Margad, I never thought about the moral cowardice aspect of the novels. It does make for an interesting comparison especially when you consider the scenes with M. Paul "educating" Lucy and St. John trying to groom Jane to be his missionary wife. One could get the sense that if Lucy were in Jane's position, she would have followed St. John and accepted her lot in life. Then again, that seems to be the core aspect of Lucy's character: her belief that she was not meant for happiness whereas Jane was much less likely to settle for what she was originally given. Since both novels were autobiographical to an extent, I wonder how much the change in the proactiveness of Jane and Lucy could be attributed to Bronte's mindset (Villette having been published 6 years after Jane Eyre).

Sniv, I agree with what you say about P&P being more stylistically mature than S&S, but I've always had something of a soft spot for S&S probably because I could so thoroughly identify with Elinor, even more than with Elizabeth.
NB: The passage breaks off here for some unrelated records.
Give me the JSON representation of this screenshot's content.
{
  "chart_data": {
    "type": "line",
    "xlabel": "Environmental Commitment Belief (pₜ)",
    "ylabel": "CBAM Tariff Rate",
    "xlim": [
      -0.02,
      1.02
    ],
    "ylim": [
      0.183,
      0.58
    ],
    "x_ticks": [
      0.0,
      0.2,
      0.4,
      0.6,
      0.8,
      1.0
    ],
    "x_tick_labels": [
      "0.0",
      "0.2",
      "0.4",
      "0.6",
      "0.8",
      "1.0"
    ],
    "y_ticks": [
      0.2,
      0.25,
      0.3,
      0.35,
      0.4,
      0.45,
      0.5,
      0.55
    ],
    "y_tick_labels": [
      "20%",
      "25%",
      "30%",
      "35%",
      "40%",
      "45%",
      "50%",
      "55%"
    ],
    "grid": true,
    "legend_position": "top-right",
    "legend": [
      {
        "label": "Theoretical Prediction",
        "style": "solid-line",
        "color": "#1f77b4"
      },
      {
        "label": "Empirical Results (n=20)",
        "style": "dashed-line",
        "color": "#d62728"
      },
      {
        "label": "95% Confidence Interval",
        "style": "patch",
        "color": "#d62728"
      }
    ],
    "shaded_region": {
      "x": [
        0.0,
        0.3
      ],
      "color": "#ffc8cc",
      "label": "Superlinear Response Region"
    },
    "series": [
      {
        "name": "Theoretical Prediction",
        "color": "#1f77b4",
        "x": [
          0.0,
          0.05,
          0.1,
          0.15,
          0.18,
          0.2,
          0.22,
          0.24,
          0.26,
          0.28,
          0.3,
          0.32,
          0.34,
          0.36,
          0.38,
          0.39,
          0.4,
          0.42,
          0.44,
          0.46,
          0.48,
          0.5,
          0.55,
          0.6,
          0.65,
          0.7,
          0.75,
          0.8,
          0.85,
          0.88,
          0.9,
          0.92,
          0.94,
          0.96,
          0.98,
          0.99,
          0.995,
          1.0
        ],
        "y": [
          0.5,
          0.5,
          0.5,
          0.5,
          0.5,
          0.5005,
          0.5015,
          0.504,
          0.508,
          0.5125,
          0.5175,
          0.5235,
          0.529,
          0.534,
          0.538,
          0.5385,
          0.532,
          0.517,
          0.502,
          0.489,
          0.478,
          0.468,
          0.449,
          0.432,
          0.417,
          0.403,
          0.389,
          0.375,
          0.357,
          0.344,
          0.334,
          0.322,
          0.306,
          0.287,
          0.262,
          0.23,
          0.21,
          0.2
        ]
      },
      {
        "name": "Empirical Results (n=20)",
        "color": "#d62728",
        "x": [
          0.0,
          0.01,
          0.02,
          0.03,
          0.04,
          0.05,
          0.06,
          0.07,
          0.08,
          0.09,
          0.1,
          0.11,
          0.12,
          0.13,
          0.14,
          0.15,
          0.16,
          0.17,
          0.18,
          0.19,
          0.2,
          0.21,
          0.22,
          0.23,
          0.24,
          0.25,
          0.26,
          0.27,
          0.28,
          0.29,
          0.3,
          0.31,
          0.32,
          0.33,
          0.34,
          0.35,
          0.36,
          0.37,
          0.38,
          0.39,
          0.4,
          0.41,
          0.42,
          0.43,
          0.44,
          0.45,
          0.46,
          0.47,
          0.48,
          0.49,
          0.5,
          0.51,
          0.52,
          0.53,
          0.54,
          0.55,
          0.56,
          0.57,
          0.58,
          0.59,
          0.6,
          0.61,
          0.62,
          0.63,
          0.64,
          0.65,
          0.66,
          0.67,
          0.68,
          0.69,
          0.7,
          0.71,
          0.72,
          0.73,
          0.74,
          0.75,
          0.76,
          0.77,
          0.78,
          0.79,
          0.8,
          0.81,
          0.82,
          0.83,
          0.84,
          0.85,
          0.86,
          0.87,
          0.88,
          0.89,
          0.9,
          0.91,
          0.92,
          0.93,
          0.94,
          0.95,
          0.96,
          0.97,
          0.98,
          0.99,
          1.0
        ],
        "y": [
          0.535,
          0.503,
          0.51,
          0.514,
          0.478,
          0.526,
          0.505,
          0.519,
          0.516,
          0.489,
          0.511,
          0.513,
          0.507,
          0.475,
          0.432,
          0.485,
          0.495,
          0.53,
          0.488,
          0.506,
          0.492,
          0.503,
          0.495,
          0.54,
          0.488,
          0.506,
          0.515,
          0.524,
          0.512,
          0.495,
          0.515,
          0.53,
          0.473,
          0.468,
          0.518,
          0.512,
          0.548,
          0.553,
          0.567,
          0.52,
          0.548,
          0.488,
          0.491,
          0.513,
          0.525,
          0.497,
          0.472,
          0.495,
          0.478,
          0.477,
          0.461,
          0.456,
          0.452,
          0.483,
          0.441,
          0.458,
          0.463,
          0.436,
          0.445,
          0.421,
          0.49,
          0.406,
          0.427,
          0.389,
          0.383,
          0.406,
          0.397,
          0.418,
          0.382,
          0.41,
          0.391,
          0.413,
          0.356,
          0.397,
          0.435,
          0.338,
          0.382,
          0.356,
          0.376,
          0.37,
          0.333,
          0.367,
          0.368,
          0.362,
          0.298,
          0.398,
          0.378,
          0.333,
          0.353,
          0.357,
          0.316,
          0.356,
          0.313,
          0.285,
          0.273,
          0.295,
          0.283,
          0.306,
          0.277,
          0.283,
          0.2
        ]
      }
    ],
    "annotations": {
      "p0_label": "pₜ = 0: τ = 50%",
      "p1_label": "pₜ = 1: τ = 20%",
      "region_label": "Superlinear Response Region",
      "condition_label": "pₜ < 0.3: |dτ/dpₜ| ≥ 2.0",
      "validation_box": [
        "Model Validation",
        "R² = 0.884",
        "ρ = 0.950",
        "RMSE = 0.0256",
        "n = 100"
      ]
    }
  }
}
Granted I have not read all of Austen's books (I am partway through Persuasion and was thoroughly turned off by Mansfield Park), but I do find it interesting that while it can be argued that perhaps Emma or Persuasion are better novels than P&P (which I've seen done), it's P&P that is the most well known of all of Jane Austen's novels.

6margad
Avr 30, 2007, 11:08 pm

It's very interesting that Villette was written later than Jane Eyre. If I had nothing but the novels themselves to go on, I might be inclined to guess that Jane Eyre was the second book, because it seems more complex and mature. But Villette, I understand, was much more autobiographical than Jane Eyre. Brontë did go to school in France and fall in love with one of her professors there. It's possible that, during the time she was writing, the subject matter of Villette was more scandalous (Jane Eyre was already quite scandalous for its time), and so she didn't dare tackle the subject matter until Jane Eyre became successful.

A heartbreaking thing I recently learned about Charlotte Brontë is that she did finally marry, and died of severe morning sickness after she became pregnant. She was not cut out to be a wife and mother during the age when she lived. Rochester may have had his flaws, which made him such a wonderful character for the plot to revolve around, but Brontë was probably aware she had presented an idealized picture of a man able to accept a woman as his intellectual equal. In doing so, she may truly have begun changing the world for the women who came after her.